Fusion in American history

Fusion voting was a central part of American politics for the first 125 years of the country’s history. In the 1820s, it was used by an early labor party — the Workingmen’s Party of Philadelphia — in elections for the Philadelphia Council. They fused with the Jacksonian Democrats, but asked voters to support the Workingmen’s Party by voting their ticket as a way to show support for the 10-hour workday.

How Fusion enabled the abolition movement

Starting in the 1840’s and early 1850s, fusion voting really demonstrated its usefulness as a way for important, dissident views to enter the public discourse. Both major parties, the Whigs and the Democrats, had anti-slavery factions, but the parties strove mightily to keep these sectional tensions submerged in favor of party unity.

Anti-slavery forces chose not to stay submerged. So-called “political” abolitionists formed new parties — the Liberty Party, Anti-Nebraska Party, Free Soil Party.  Each of these were assemblages of citizens (what a party is) who needed to build an identity and an organization in order to influence the political process. They used fusion to  make their opposition to the “Slave Power” more electorally visible. 

These new parties’ leaders and voters were of course mostly white people, but in some states they included free Black men. They often ran stand-alone candidates for office, but they also looked for favorable strategic opportunities to identify, elevate and “fuse” with anti-Slavery politicians – mostly Whigs but some Democrats, sometimes branded as “Independent Democrats” — as a way to force abolition onto the national agenda. Perhaps the most famous example of the power of fusion was the election of Massachusetts Senator Charles Sumner, who was elected in 1850 by a fusion of Free Soil and Whig votes. 

Eventually the Whigs collapsed due to internal tensions on slavery. A new minor party called the “Republican Party” filled the vacuum created by that collapse with the various fusion parties merging into a force capable of winning elections in the northern states beginning in 1855. By 1860, this new party has elected a president, and the Republican Party replaced the Whigs as America’s other major party.

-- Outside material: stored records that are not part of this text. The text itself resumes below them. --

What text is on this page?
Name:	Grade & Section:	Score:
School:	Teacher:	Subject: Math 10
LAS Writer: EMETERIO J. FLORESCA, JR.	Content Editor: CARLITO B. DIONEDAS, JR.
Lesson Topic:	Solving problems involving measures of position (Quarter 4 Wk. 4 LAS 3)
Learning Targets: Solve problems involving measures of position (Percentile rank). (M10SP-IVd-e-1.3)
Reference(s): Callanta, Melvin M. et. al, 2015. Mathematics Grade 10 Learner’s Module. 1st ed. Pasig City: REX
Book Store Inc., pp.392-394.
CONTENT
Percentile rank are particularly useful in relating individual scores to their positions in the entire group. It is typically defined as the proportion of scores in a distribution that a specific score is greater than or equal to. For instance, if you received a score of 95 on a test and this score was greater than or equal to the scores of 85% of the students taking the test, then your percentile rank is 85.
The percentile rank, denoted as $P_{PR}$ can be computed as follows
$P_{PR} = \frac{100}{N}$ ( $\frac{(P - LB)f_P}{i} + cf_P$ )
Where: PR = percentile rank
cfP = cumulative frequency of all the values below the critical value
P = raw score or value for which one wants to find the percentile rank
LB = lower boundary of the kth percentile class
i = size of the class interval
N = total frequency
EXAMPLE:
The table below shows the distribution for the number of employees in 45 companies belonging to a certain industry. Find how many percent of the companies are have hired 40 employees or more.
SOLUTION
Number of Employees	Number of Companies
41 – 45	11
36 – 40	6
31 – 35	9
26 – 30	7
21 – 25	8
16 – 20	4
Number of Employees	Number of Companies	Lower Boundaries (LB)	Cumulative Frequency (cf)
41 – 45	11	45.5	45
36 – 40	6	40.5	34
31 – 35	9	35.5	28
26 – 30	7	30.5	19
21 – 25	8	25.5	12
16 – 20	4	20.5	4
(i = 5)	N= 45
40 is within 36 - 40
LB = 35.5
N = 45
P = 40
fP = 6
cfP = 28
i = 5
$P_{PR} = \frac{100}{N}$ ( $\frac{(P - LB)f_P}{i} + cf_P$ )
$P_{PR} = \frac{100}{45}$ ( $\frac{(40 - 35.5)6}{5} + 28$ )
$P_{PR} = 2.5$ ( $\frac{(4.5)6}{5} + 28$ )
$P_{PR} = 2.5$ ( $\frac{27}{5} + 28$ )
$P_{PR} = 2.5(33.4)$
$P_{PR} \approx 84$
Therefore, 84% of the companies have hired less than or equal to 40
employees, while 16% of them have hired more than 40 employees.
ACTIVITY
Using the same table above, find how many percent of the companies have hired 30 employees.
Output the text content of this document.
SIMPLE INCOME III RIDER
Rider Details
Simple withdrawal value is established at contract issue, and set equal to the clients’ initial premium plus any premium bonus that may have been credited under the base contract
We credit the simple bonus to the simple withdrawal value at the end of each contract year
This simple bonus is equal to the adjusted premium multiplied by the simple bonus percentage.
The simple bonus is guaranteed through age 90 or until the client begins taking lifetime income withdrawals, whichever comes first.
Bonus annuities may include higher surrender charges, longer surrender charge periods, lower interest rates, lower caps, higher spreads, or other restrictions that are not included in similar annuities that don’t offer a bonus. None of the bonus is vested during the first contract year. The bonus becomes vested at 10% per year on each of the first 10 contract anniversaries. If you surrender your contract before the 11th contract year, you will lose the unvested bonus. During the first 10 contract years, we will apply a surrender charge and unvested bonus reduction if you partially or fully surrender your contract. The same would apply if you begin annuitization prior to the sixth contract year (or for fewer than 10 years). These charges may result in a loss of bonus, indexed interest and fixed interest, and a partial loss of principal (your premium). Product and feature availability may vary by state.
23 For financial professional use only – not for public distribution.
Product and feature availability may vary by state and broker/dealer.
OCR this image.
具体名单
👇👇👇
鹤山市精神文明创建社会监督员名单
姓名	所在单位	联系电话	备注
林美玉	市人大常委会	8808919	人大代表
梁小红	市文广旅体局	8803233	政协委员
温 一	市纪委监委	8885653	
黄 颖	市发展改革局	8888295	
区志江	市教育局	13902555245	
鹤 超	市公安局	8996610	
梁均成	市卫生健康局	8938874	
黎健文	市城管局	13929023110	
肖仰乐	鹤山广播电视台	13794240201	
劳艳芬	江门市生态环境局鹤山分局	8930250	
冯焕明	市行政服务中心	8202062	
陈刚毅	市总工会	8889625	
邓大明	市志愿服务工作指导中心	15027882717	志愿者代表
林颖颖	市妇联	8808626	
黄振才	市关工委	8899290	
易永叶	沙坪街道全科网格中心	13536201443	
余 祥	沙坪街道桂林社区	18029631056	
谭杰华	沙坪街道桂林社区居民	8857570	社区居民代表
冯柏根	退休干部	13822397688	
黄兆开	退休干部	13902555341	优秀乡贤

Fusion after the Civil War: a force for economic and racial justice

After the Civil War, fusion balloting continued as a central feature of American democracy. Minor parties – Greenback, Labor, Silver, People’s, Suffragist, Temperance – each wanted to put its views forward, and they were able to do so because ours was a multiparty democracy. In most states, minor parties thrived and played a major role in the debates of the time. There were even a few states where fusion permitted an astounding electoral alliance to emerge, an alliance between the white yeoman farmers who voted Populist and the newly enfranchised Black men who voted Republican. They differed culturally but they were united politically, especially in the Readjusters Party of Virginia and under the Fusionism banner in North Carolina.  

This bi-racial, class-conscious unity became the object of white supremacist anger generally and Klan terror specifically. These alliances and the very ideal of a mutli-racial social democracy could not survive. Jim Crow Democrats began their nearly century-long rule, and no one should be surprised that among the early laws they passed was one to ensure that another multi-racial, class-conscious electoral alliance did not materialize again. Starting in the late 1890s, as states took on the job of printing ballots and determining the rules for ballot access, they banned fusion as a way to keep such alliances from being viable. 

Fusion was also banned in the North by Republicans who were being challenged by the political alliance of Populists and Democrats, the so-called “Farmer-Worker” alliance of the 1880’s and 1890’s. It’s a different story than in the South, but the basics are the same: fusion enabled coalitions that challenged the dominant power, and the dominant power responded by changing the rules to preclude any such coalitions.